Selain itu, analisis curah hujan dan sifat hujan yang dilakukan BMKG juga menunjukkan bahwa kondisi kering sudah mulai memasuki wilayah Indonesia, khususnya bagian selatan khatulistiwa.

"Sebagian wilayah Indonesia sebanyak 19 persen dari zona musim sudah masuk musim kemarau, dan diprediksi sebagian besar wilayah Jawa, Bali dan Nusa Tenggara segera menyusul memasuki musim kemarau dalam tiga dasarian ke depan. Kondisi kekeringan ini saat musim kemarau akan mendominasi wilayah Indonesia sampai akhir bulan September," paparnya. 

2. BMKG imbau pemda optimalkan secara masif untuk memanen air hujan

ilustrasi hujan deras (pexels.com/Skitterphoto)

Dwikorita juga merekomendasikan pemerintah daerah agar daerah yang masih mengalami hujan atau transisi dari musim hujan ke musim kemarau bisa segera mengoptimalkan secara lebih masif upaya memanen air hujan. 

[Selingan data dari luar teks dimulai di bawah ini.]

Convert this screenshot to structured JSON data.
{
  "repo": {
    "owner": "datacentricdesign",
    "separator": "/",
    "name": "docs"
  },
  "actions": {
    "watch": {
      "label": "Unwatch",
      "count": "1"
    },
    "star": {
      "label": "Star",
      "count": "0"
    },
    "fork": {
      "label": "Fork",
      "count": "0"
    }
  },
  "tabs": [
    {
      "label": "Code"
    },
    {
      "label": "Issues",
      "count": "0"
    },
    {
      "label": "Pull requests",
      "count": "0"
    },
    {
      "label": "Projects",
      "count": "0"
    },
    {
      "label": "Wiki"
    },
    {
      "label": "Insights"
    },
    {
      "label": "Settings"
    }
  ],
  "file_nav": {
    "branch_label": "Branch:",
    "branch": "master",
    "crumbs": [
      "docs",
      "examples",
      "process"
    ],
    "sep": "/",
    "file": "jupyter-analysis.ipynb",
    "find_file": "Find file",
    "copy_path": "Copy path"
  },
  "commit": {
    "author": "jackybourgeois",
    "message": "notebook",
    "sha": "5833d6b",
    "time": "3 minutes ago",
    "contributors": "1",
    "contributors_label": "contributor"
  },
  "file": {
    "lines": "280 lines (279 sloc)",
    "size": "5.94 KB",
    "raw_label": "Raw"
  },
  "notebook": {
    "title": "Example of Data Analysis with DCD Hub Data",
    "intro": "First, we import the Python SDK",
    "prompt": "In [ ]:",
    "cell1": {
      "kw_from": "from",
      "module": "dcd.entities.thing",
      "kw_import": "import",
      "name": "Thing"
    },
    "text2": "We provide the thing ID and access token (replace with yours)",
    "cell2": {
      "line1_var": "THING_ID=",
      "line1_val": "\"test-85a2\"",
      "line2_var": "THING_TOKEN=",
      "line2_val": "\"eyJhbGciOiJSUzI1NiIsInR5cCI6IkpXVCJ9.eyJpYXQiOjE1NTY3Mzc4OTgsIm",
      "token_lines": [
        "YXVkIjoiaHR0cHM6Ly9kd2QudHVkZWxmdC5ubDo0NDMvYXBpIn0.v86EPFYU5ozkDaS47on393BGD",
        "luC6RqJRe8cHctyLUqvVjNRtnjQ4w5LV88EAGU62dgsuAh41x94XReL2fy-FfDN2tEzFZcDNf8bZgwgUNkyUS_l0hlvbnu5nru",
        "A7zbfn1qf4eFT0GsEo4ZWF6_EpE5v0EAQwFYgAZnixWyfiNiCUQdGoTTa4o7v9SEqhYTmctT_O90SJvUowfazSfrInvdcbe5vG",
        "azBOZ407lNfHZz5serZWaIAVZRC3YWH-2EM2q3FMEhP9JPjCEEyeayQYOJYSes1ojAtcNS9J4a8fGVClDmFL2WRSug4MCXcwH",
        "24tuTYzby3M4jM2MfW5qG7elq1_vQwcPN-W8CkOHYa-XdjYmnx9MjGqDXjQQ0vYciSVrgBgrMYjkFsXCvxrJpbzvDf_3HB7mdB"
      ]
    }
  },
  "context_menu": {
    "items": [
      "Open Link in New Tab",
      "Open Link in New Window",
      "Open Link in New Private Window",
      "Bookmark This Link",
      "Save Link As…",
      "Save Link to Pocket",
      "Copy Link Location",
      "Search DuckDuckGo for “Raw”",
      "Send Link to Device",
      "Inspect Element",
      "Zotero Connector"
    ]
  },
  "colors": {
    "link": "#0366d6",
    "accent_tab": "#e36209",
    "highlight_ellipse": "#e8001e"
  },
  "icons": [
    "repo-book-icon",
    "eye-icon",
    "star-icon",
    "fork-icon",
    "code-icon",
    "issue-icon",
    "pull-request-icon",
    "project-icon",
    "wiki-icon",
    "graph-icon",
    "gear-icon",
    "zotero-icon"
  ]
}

Pemanenan dapat dilakukan melalui tandon atau penampungan air, embung, kolam retensi, sumur resapan, dan lain sebagainya. Hal ini seiring dengan upaya mitigasi dampak kejadian ekstrem hidrometeorologi basah yang sedang dilakukan. 

"Terkait pertanian, maka pola dan waktu tanam untuk iklim kering pada wilayah terdampak dapat menyesuaikan. Karenanya, BMKG akan melakukan koordinasi lebih lanjut dengan Menteri Pertanian dan gubernur provinsi terdampak," katanya. 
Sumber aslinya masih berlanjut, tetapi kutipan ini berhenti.